Today, no lack of medical technologies and medicines threaten health; it’s lack of regular access to health care that can turn common illnesses into lifelong chronic health conditions. More than 100,000 Mainers had no health insurance in 2016. Insured or not, people get sick and need health services.

Since health care is expensive and most of the uninsured have limited financial resources, many cannot pay their medical bills. We shouldn’t continue to let thousands of Mainers rely on hospital emergency rooms for their primary care. The Maine Hospital Association reports that Maine hospitals incur costs of more than $100 million in charity care each year. The bulk of these uncompensated costs are shifted to taxpayers and to private insurance premiums. In contrast, the estimated cost to Maine’s general fund in the first year of Medicaid expansion is estimated at $13.5 million, rising to about $55 million in 2021 when the federal share becomes a steady 90 percent.

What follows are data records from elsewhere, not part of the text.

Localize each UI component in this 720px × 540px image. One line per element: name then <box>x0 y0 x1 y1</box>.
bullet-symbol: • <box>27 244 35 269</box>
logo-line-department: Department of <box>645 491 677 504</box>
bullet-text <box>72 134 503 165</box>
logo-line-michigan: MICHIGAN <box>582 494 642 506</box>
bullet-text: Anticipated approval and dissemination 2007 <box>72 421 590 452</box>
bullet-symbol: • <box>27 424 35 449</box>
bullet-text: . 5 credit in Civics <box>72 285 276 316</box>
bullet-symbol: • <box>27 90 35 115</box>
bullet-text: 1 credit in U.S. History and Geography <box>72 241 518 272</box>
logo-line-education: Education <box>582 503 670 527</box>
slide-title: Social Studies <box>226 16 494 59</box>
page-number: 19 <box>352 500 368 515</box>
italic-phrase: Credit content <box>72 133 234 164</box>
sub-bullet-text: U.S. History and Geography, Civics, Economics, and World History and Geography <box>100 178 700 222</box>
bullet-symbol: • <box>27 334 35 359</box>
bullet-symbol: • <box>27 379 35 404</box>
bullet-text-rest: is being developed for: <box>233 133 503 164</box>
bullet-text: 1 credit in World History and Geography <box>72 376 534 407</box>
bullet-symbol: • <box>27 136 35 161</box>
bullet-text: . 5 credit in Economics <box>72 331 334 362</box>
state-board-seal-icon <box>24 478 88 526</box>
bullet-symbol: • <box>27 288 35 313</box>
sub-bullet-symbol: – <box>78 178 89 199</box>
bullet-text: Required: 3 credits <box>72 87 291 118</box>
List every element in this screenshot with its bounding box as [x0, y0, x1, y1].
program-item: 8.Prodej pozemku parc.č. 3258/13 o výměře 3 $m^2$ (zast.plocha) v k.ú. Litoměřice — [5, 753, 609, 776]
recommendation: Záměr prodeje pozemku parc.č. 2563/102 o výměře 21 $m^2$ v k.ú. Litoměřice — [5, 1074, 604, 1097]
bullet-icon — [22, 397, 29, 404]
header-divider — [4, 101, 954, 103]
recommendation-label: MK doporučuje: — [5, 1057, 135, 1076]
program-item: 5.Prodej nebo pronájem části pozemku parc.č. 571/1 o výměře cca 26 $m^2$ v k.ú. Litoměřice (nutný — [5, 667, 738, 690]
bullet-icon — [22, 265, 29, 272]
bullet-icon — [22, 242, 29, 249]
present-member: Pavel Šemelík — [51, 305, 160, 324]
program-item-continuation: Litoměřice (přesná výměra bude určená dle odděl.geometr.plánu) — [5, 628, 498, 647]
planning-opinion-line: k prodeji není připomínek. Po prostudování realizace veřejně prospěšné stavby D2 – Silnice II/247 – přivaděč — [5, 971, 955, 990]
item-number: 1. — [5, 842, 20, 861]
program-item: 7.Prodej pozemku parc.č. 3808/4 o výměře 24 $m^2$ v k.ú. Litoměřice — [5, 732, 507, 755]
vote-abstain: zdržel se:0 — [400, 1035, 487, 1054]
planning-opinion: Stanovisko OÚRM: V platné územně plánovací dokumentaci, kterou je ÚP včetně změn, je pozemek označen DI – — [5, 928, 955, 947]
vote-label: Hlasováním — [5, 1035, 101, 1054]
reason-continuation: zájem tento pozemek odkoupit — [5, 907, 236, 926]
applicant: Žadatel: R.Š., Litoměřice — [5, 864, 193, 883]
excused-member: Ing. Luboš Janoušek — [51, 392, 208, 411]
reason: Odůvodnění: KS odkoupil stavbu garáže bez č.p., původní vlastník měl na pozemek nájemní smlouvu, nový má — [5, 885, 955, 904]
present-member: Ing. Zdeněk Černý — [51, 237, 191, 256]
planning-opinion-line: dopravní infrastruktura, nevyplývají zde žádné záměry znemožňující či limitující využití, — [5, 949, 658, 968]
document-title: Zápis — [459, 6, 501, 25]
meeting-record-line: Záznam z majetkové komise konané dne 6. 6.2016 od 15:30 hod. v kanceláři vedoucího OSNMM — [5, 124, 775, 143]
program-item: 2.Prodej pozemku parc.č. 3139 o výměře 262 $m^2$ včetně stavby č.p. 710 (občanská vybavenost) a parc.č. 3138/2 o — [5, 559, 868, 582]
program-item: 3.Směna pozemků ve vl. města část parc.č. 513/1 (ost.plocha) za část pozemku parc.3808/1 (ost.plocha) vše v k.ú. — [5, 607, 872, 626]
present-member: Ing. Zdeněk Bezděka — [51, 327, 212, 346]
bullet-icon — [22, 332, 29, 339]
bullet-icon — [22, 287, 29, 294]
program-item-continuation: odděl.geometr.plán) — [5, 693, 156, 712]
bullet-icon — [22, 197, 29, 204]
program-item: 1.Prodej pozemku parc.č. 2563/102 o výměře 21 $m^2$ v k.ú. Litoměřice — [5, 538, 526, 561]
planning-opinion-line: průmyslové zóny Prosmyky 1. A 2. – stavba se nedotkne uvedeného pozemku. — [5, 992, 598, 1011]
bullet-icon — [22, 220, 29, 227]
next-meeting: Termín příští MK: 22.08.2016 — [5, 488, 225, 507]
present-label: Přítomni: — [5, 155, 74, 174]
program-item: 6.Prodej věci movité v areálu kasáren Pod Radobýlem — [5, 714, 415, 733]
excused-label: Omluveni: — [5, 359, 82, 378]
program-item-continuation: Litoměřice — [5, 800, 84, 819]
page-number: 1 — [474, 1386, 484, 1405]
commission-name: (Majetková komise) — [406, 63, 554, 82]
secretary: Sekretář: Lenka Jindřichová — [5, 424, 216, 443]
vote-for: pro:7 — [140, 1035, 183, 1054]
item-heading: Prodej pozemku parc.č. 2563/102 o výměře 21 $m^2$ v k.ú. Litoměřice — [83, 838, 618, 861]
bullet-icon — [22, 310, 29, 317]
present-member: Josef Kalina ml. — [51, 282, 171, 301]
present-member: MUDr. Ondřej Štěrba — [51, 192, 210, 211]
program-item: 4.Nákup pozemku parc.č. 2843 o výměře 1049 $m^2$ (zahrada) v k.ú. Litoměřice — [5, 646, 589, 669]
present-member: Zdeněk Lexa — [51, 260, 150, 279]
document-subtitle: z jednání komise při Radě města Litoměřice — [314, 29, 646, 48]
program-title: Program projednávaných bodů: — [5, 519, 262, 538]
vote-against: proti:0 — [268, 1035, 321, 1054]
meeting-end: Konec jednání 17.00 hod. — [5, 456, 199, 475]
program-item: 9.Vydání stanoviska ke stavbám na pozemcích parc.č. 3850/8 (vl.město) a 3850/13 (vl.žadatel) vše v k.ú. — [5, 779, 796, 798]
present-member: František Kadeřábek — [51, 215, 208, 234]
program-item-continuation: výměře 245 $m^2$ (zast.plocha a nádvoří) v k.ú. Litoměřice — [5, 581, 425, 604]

If dollars for health care concern you the most, please note that taxpayers can see better health outcomes and save money by saying yes to Medicaid expansion.

Carole Boothroyd

Dover-Foxcroft

A silent spring

Ray Clemons of Hermon wrote in an Oct. 10 BDN letter to the editor asking where all the birds have gone. Here in Caribou, I have experienced the same phenomenon. For more than four weeks, I have had no birds at my feeders. Usually, I refill the feeders with sunflower seeds every two days for an abundance of finches, nuthatches and chickadees year round. Now I have a pair of mourning doves, one blue jay and a sparrow feeding on ground wild seed mix.

I have lived here 35 years and have never seen this happen before. Does this predict a Rachel Carson “Silent Spring”?